In the generated C++, the code to wire up the clocks and trigger the reset for every single module is put in the top level, giving us 4(2+1) clock wiring statements, and 42 reset clock ticking statements.

This is problematic with compilers like clang which compile slowly when there are large numbers of live values in a single block.

bsc -sim Quadratic.bs
bsc -sim -o mkTest.exe -e mkTest mkTest.ba
awk '/bk_set_clock/,/}/' model_mkTest.cxx

  bk_set_clock_event_fn(sim_hdl,
            bk_get_clock_by_name(sim_hdl, "CLK"),
            schedule_posedge_CLK,
            NULL,
            (tEdgeDirection)(POSEDGE));
  (mkTest_instance->INST_theBs_0.INST_a1.set_clk_0)("CLK");
  (mkTest_instance->INST_theBs_0.INST_a2.set_clk_0)("CLK");
  (mkTest_instance->INST_theBs_0.set_clk_0)("CLK");
  (mkTest_instance->INST_theBs_1.INST_a1.set_clk_0)("CLK");
  (mkTest_instance->INST_theBs_1.INST_a2.set_clk_0)("CLK");
  (mkTest_instance->INST_theBs_1.set_clk_0)("CLK");
  (mkTest_instance->INST_theBs_2.INST_a1.set_clk_0)("CLK");
  (mkTest_instance->INST_theBs_2.INST_a2.set_clk_0)("CLK");
  (mkTest_instance->INST_theBs_2.set_clk_0)("CLK");
  (mkTest_instance->INST_theBs_3.INST_a1.set_clk_0)("CLK");
  (mkTest_instance->INST_theBs_3.INST_a2.set_clk_0)("CLK");
  (mkTest_instance->INST_theBs_3.set_clk_0)("CLK");
  (mkTest_instance->set_clk_0)("CLK");
}

$ awk '/reset_ticks/,/}/' model_mkTest.cxx
     if (do_reset_ticks(simHdl))
     {
       INST_top.INST_theBs_0.INST_a1.INST_addr.rst_tick__clk__1((tUInt8)1u);
       INST_top.INST_theBs_0.INST_a2.INST_addr.rst_tick__clk__1((tUInt8)1u);
       INST_top.INST_theBs_1.INST_a1.INST_addr.rst_tick__clk__1((tUInt8)1u);
       INST_top.INST_theBs_1.INST_a2.INST_addr.rst_tick__clk__1((tUInt8)1u);
       INST_top.INST_theBs_2.INST_a1.INST_addr.rst_tick__clk__1((tUInt8)1u);
       INST_top.INST_theBs_2.INST_a2.INST_addr.rst_tick__clk__1((tUInt8)1u);
       INST_top.INST_theBs_3.INST_a1.INST_addr.rst_tick__clk__1((tUInt8)1u);
       INST_top.INST_theBs_3.INST_a2.INST_addr.rst_tick__clk__1((tUInt8)1u);
     }

When the system consists of a large number of modules with nested layers of submodules, this creates a list of statements in the top level that's the product each of the layers of instantiation.

If instead each module is responsible for its own schedule_posedge_CLK and create_model, then each module would only have as many statements as modules that it directly instantiates, and the total number of statements would be reduced to the sum of each of the layers of instantiation.
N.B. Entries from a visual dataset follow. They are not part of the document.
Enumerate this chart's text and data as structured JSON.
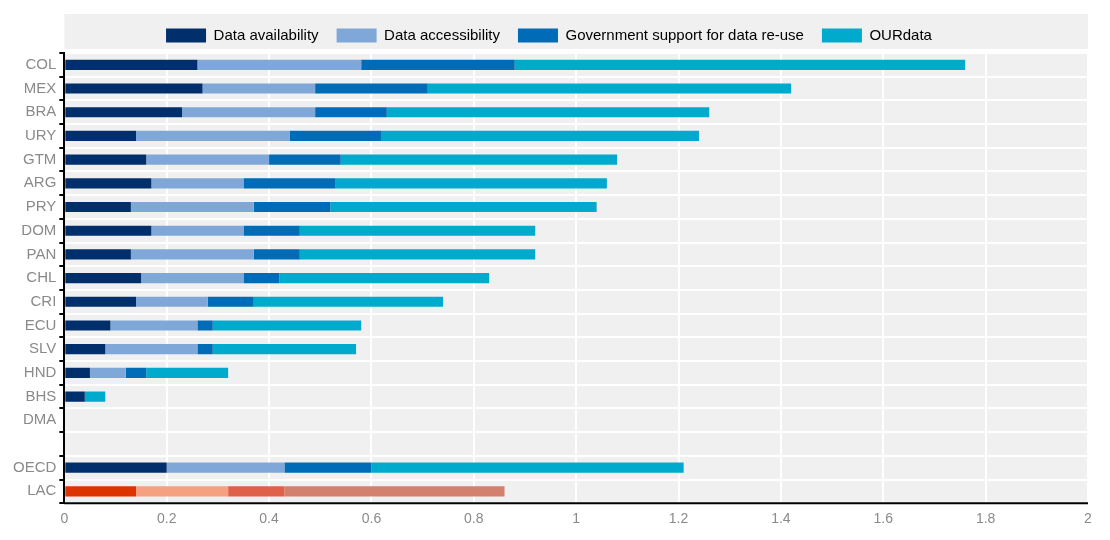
{
  "chart_data": {
    "type": "bar",
    "orientation": "horizontal",
    "stacked": true,
    "categories": [
      "COL",
      "MEX",
      "BRA",
      "URY",
      "GTM",
      "ARG",
      "PRY",
      "DOM",
      "PAN",
      "CHL",
      "CRI",
      "ECU",
      "SLV",
      "HND",
      "BHS",
      "DMA",
      null,
      "OECD",
      "LAC"
    ],
    "series": [
      {
        "name": "Data availability",
        "color": "#002f6c",
        "colors": [
          "#002f6c",
          "#002f6c",
          "#002f6c",
          "#002f6c",
          "#002f6c",
          "#002f6c",
          "#002f6c",
          "#002f6c",
          "#002f6c",
          "#002f6c",
          "#002f6c",
          "#002f6c",
          "#002f6c",
          "#002f6c",
          "#002f6c",
          "#002f6c",
          "#002f6c",
          "#002f6c",
          "#dd3300"
        ],
        "values": [
          0.26,
          0.27,
          0.23,
          0.14,
          0.16,
          0.17,
          0.13,
          0.17,
          0.13,
          0.15,
          0.14,
          0.09,
          0.08,
          0.05,
          0.04,
          null,
          null,
          0.2,
          0.14
        ]
      },
      {
        "name": "Data accessibility",
        "color": "#7fa8d9",
        "colors": [
          "#7fa8d9",
          "#7fa8d9",
          "#7fa8d9",
          "#7fa8d9",
          "#7fa8d9",
          "#7fa8d9",
          "#7fa8d9",
          "#7fa8d9",
          "#7fa8d9",
          "#7fa8d9",
          "#7fa8d9",
          "#7fa8d9",
          "#7fa8d9",
          "#7fa8d9",
          "#7fa8d9",
          "#7fa8d9",
          "#7fa8d9",
          "#7fa8d9",
          "#f4a081"
        ],
        "values": [
          0.32,
          0.22,
          0.26,
          0.3,
          0.24,
          0.18,
          0.24,
          0.18,
          0.24,
          0.2,
          0.14,
          0.17,
          0.18,
          0.07,
          0,
          null,
          null,
          0.23,
          0.18
        ]
      },
      {
        "name": "Government support for data re-use",
        "color": "#006bb6",
        "colors": [
          "#006bb6",
          "#006bb6",
          "#006bb6",
          "#006bb6",
          "#006bb6",
          "#006bb6",
          "#006bb6",
          "#006bb6",
          "#006bb6",
          "#006bb6",
          "#006bb6",
          "#006bb6",
          "#006bb6",
          "#006bb6",
          "#006bb6",
          "#006bb6",
          "#006bb6",
          "#006bb6",
          "#e0614a"
        ],
        "values": [
          0.3,
          0.22,
          0.14,
          0.18,
          0.14,
          0.18,
          0.15,
          0.11,
          0.09,
          0.07,
          0.09,
          0.03,
          0.03,
          0.04,
          0,
          null,
          null,
          0.17,
          0.11
        ]
      },
      {
        "name": "OURdata",
        "color": "#00aacc",
        "colors": [
          "#00aacc",
          "#00aacc",
          "#00aacc",
          "#00aacc",
          "#00aacc",
          "#00aacc",
          "#00aacc",
          "#00aacc",
          "#00aacc",
          "#00aacc",
          "#00aacc",
          "#00aacc",
          "#00aacc",
          "#00aacc",
          "#00aacc",
          "#00aacc",
          "#00aacc",
          "#00aacc",
          "#d4806f"
        ],
        "values": [
          0.88,
          0.71,
          0.63,
          0.62,
          0.54,
          0.53,
          0.52,
          0.46,
          0.46,
          0.41,
          0.37,
          0.29,
          0.28,
          0.16,
          0.04,
          null,
          null,
          0.61,
          0.43
        ]
      }
    ],
    "xlim": [
      0,
      2
    ],
    "xticks": [
      0,
      0.2,
      0.4,
      0.6,
      0.8,
      1,
      1.2,
      1.4,
      1.6,
      1.8,
      2
    ],
    "grid": true,
    "legend": "top"
  }
}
This would both compile faster and produce smaller binaries. Quadratic.bs.txt

nanavati commented 3 years ago

I think there were a few other example of unnecessarily repetitive code (as opposed to the necessarily centralized schedule), beyond the clock and reset handling, but I can't see them when generating C++ code from this example. I don't know if that means something was fixed or if there's another wrinkle that comes up in more complex designs so I'd suggest keeping a eye out for things like that.